A new wave of layoffs is coming to Gap Inc., the parent of apparel mainstays Old Navy, Banana Republic and, of course, The Gap.
The company is cutting 1,800 corporate jobs, layoffs that come on the heels of approximately 500 positions cut this past fall.
The retail business is tough and always has been, and the pandemic didn’t do the industry any favors, said former retail CEO Mark Cohen, who’s now at Columbia Business School.
Gap — once an iconic purveyor of blue jeans — has been on its back foot for years, he said.
“This is a business that just doesn’t have any leadership and doesn’t have a go-forward strategy that it can rely upon,” Cohen said.

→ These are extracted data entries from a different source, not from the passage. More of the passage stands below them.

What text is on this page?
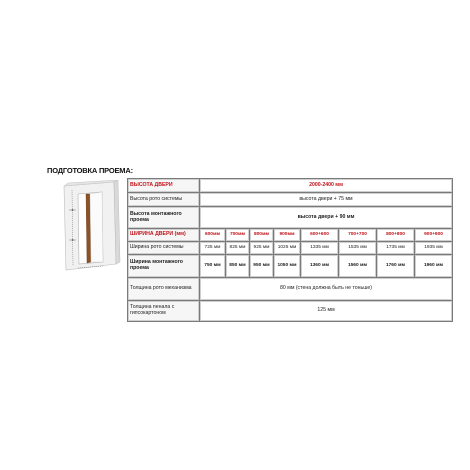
ПОДГОТОВКА ПРОЕМА:
ВЫСОТА ДВЕРИ	2000-2400 мм							
Высота рото системы	высота двери + 75 мм							
Высота монтажного проема	высота двери + 90 мм							
ШИРИНА ДВЕРИ (мм)	600мм	700мм	800мм	900мм	600+600	700+700	800+800	900+900
Ширина рото системы	725 мм	825 мм	925 мм	1025 мм	1335 мм	1535 мм	1735 мм	1935 мм
Ширина монтажного проема	750 мм	850 мм	950 мм	1050 мм	1360 мм	1560 мм	1760 мм	1960 мм
Толщина рото механизма	80 мм (стена должна быть не тоньше)							
Толщина пенала с гипсокартоном	125 мм							
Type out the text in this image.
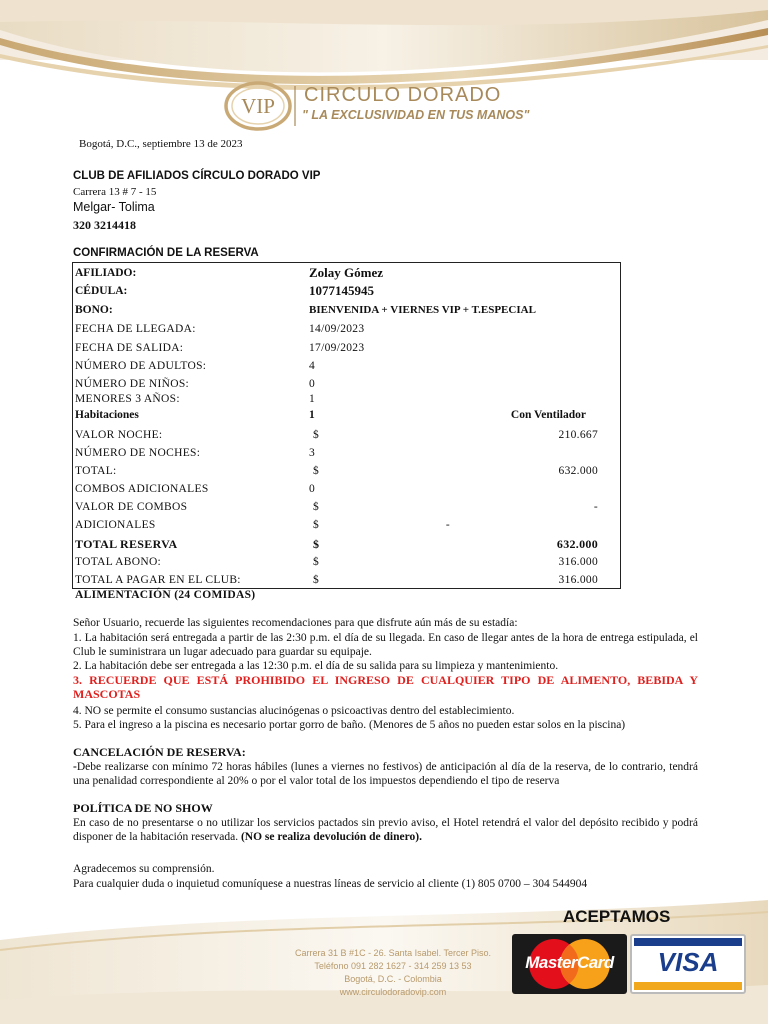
VIP CIRCULO DORADO
" LA EXCLUSIVIDAD EN TUS MANOS"
Bogotá, D.C., septiembre 13 de 2023
CLUB DE AFILIADOS CÍRCULO DORADO VIP
Carrera 13 # 7 - 15
Melgar- Tolima
320 3214418
CONFIRMACIÓN DE LA RESERVA
AFILIADO:	Zolay Gómez
CÉDULA:	1077145945
BONO:	BIENVENIDA + VIERNES VIP + T.ESPECIAL
FECHA DE LLEGADA:	14/09/2023
FECHA DE SALIDA:	17/09/2023
NÚMERO DE ADULTOS:	4
NÚMERO DE NIÑOS:	0
MENORES 3 AÑOS:	1
Habitaciones	1	Con Ventilador
VALOR NOCHE:	$	210.667
NÚMERO DE NOCHES:	3
TOTAL:	$	632.000
COMBOS ADICIONALES	0
VALOR DE COMBOS	$	-
ADICIONALES	$	-
TOTAL RESERVA	$	632.000
TOTAL ABONO:	$	316.000
TOTAL A PAGAR EN EL CLUB:	$	316.000
ALIMENTACIÓN (24 COMIDAS)
Señor Usuario, recuerde las siguientes recomendaciones para que disfrute aún más de su estadía:
1. La habitación será entregada a partir de las 2:30 p.m. el día de su llegada. En caso de llegar antes de la hora de entrega estipulada, el Club le suministrara un lugar adecuado para guardar su equipaje.
2. La habitación debe ser entregada a las 12:30 p.m. el día de su salida para su limpieza y mantenimiento.
3. RECUERDE QUE ESTÁ PROHIBIDO EL INGRESO DE CUALQUIER TIPO DE ALIMENTO, BEBIDA Y MASCOTAS
4. NO se permite el consumo sustancias alucinógenas o psicoactivas dentro del establecimiento.
5. Para el ingreso a la piscina es necesario portar gorro de baño. (Menores de 5 años no pueden estar solos en la piscina)
CANCELACIÓN DE RESERVA:
-Debe realizarse con mínimo 72 horas hábiles (lunes a viernes no festivos) de anticipación al día de la reserva, de lo contrario, tendrá una penalidad correspondiente al 20% o por el valor total de los impuestos dependiendo el tipo de reserva
POLÍTICA DE NO SHOW
En caso de no presentarse o no utilizar los servicios pactados sin previo aviso, el Hotel retendrá el valor del depósito recibido y podrá disponer de la habitación reservada. (NO se realiza devolución de dinero).
Agradecemos su comprensión.
Para cualquier duda o inquietud comuníquese a nuestras líneas de servicio al cliente (1) 805 0700 – 304 544904
ACEPTAMOS
Carrera 31 B #1C - 26. Santa Isabel. Tercer Piso.
Teléfono 091 282 1627 - 314 259 13 53
Bogotá, D.C. - Colombia
www.circulodoradovip.com
MasterCard	VISA
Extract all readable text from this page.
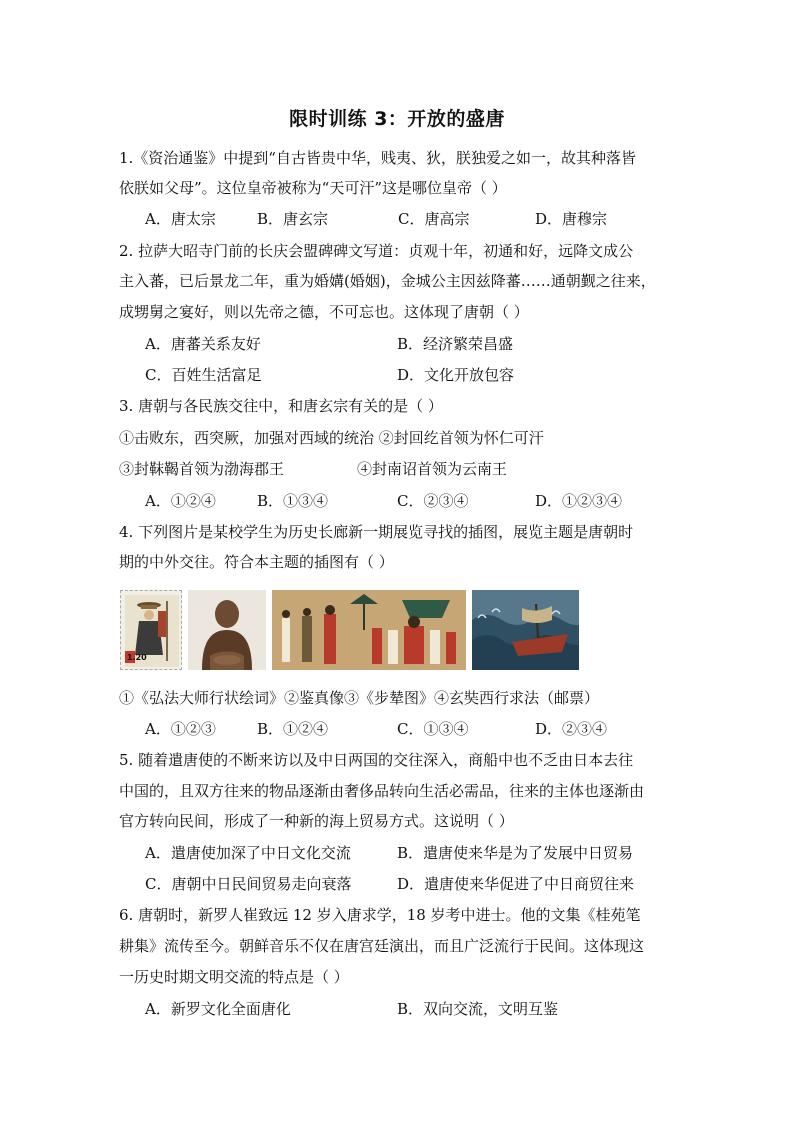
限时训练 3：开放的盛唐
1.《资治通鉴》中提到“自古皆贵中华，贱夷、狄，朕独爱之如一，故其种落皆
依朕如父母”。这位皇帝被称为“天可汗”这是哪位皇帝（ ）
A．唐太宗	B．唐玄宗	C．唐高宗	D．唐穆宗
2. 拉萨大昭寺门前的长庆会盟碑碑文写道：贞观十年，初通和好，远降文成公
主入蕃，已后景龙二年，重为婚媾(婚姻)，金城公主因兹降蕃……通朝觐之往来，
成甥舅之宴好，则以先帝之德，不可忘也。这体现了唐朝（ ）
A．唐蕃关系友好	B．经济繁荣昌盛
C．百姓生活富足	D．文化开放包容
3. 唐朝与各民族交往中，和唐玄宗有关的是（ ）
①击败东，西突厥，加强对西域的统治 ②封回纥首领为怀仁可汗
③封靺鞨首领为渤海郡王	④封南诏首领为云南王
A．①②④	B．①③④	C．②③④	D．①②③④
4. 下列图片是某校学生为历史长廊新一期展览寻找的插图，展览主题是唐朝时
期的中外交往。符合本主题的插图有（ ）
1.20
①《弘法大师行状绘词》②鉴真像③《步辇图》④玄奘西行求法（邮票）
A．①②③	B．①②④	C．①③④	D．②③④
5. 随着遣唐使的不断来访以及中日两国的交往深入，商船中也不乏由日本去往
中国的，且双方往来的物品逐渐由奢侈品转向生活必需品，往来的主体也逐渐由
官方转向民间，形成了一种新的海上贸易方式。这说明（ ）
A．遣唐使加深了中日文化交流	B．遣唐使来华是为了发展中日贸易
C．唐朝中日民间贸易走向衰落	D．遣唐使来华促进了中日商贸往来
6. 唐朝时，新罗人崔致远 12 岁入唐求学，18 岁考中进士。他的文集《桂苑笔
耕集》流传至今。朝鲜音乐不仅在唐宫廷演出，而且广泛流行于民间。这体现这
一历史时期文明交流的特点是（ ）
A．新罗文化全面唐化	B．双向交流，文明互鉴
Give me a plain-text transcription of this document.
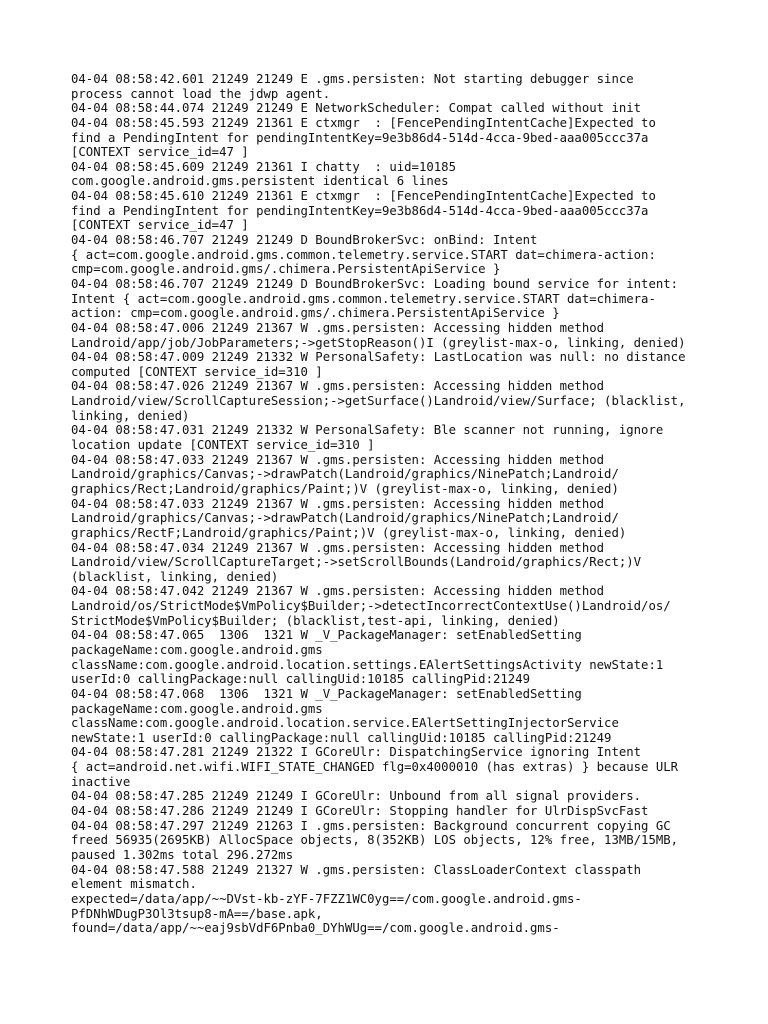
04-04 08:58:42.601 21249 21249 E .gms.persisten: Not starting debugger since
process cannot load the jdwp agent.
04-04 08:58:44.074 21249 21249 E NetworkScheduler: Compat called without init
04-04 08:58:45.593 21249 21361 E ctxmgr  : [FencePendingIntentCache]Expected to
find a PendingIntent for pendingIntentKey=9e3b86d4-514d-4cca-9bed-aaa005ccc37a
[CONTEXT service_id=47 ]
04-04 08:58:45.609 21249 21361 I chatty  : uid=10185
com.google.android.gms.persistent identical 6 lines
04-04 08:58:45.610 21249 21361 E ctxmgr  : [FencePendingIntentCache]Expected to
find a PendingIntent for pendingIntentKey=9e3b86d4-514d-4cca-9bed-aaa005ccc37a
[CONTEXT service_id=47 ]
04-04 08:58:46.707 21249 21249 D BoundBrokerSvc: onBind: Intent
{ act=com.google.android.gms.common.telemetry.service.START dat=chimera-action:
cmp=com.google.android.gms/.chimera.PersistentApiService }
04-04 08:58:46.707 21249 21249 D BoundBrokerSvc: Loading bound service for intent:
Intent { act=com.google.android.gms.common.telemetry.service.START dat=chimera-
action: cmp=com.google.android.gms/.chimera.PersistentApiService }
04-04 08:58:47.006 21249 21367 W .gms.persisten: Accessing hidden method
Landroid/app/job/JobParameters;->getStopReason()I (greylist-max-o, linking, denied)
04-04 08:58:47.009 21249 21332 W PersonalSafety: LastLocation was null: no distance
computed [CONTEXT service_id=310 ]
04-04 08:58:47.026 21249 21367 W .gms.persisten: Accessing hidden method
Landroid/view/ScrollCaptureSession;->getSurface()Landroid/view/Surface; (blacklist,
linking, denied)
04-04 08:58:47.031 21249 21332 W PersonalSafety: Ble scanner not running, ignore
location update [CONTEXT service_id=310 ]
04-04 08:58:47.033 21249 21367 W .gms.persisten: Accessing hidden method
Landroid/graphics/Canvas;->drawPatch(Landroid/graphics/NinePatch;Landroid/
graphics/Rect;Landroid/graphics/Paint;)V (greylist-max-o, linking, denied)
04-04 08:58:47.033 21249 21367 W .gms.persisten: Accessing hidden method
Landroid/graphics/Canvas;->drawPatch(Landroid/graphics/NinePatch;Landroid/
graphics/RectF;Landroid/graphics/Paint;)V (greylist-max-o, linking, denied)
04-04 08:58:47.034 21249 21367 W .gms.persisten: Accessing hidden method
Landroid/view/ScrollCaptureTarget;->setScrollBounds(Landroid/graphics/Rect;)V
(blacklist, linking, denied)
04-04 08:58:47.042 21249 21367 W .gms.persisten: Accessing hidden method
Landroid/os/StrictMode$VmPolicy$Builder;->detectIncorrectContextUse()Landroid/os/
StrictMode$VmPolicy$Builder; (blacklist,test-api, linking, denied)
04-04 08:58:47.065  1306  1321 W _V_PackageManager: setEnabledSetting
packageName:com.google.android.gms
className:com.google.android.location.settings.EAlertSettingsActivity newState:1
userId:0 callingPackage:null callingUid:10185 callingPid:21249
04-04 08:58:47.068  1306  1321 W _V_PackageManager: setEnabledSetting
packageName:com.google.android.gms
className:com.google.android.location.service.EAlertSettingInjectorService
newState:1 userId:0 callingPackage:null callingUid:10185 callingPid:21249
04-04 08:58:47.281 21249 21322 I GCoreUlr: DispatchingService ignoring Intent
{ act=android.net.wifi.WIFI_STATE_CHANGED flg=0x4000010 (has extras) } because ULR
inactive
04-04 08:58:47.285 21249 21249 I GCoreUlr: Unbound from all signal providers.
04-04 08:58:47.286 21249 21249 I GCoreUlr: Stopping handler for UlrDispSvcFast
04-04 08:58:47.297 21249 21263 I .gms.persisten: Background concurrent copying GC
freed 56935(2695KB) AllocSpace objects, 8(352KB) LOS objects, 12% free, 13MB/15MB,
paused 1.302ms total 296.272ms
04-04 08:58:47.588 21249 21327 W .gms.persisten: ClassLoaderContext classpath
element mismatch.
expected=/data/app/~~DVst-kb-zYF-7FZZ1WC0yg==/com.google.android.gms-
PfDNhWDugP3Ol3tsup8-mA==/base.apk,
found=/data/app/~~eaj9sbVdF6Pnba0_DYhWUg==/com.google.android.gms-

Gap’s interim CEO said in a statement that these job cuts are part of a strategy to simplify its operations. The company has been navigating a slowing economy and consumers spooked by inflation.
But Sonia Lapinsky of AlixPartners warns that mass retailers can’t cut their way to better performance.
“You’ve got to have a pragmatic and thoughtful approach to reorient, to regrow rather than just cutting across the board as revenues fall off a cliff,” she said.
Gap Inc. estimates the cuts will save $300 million annually.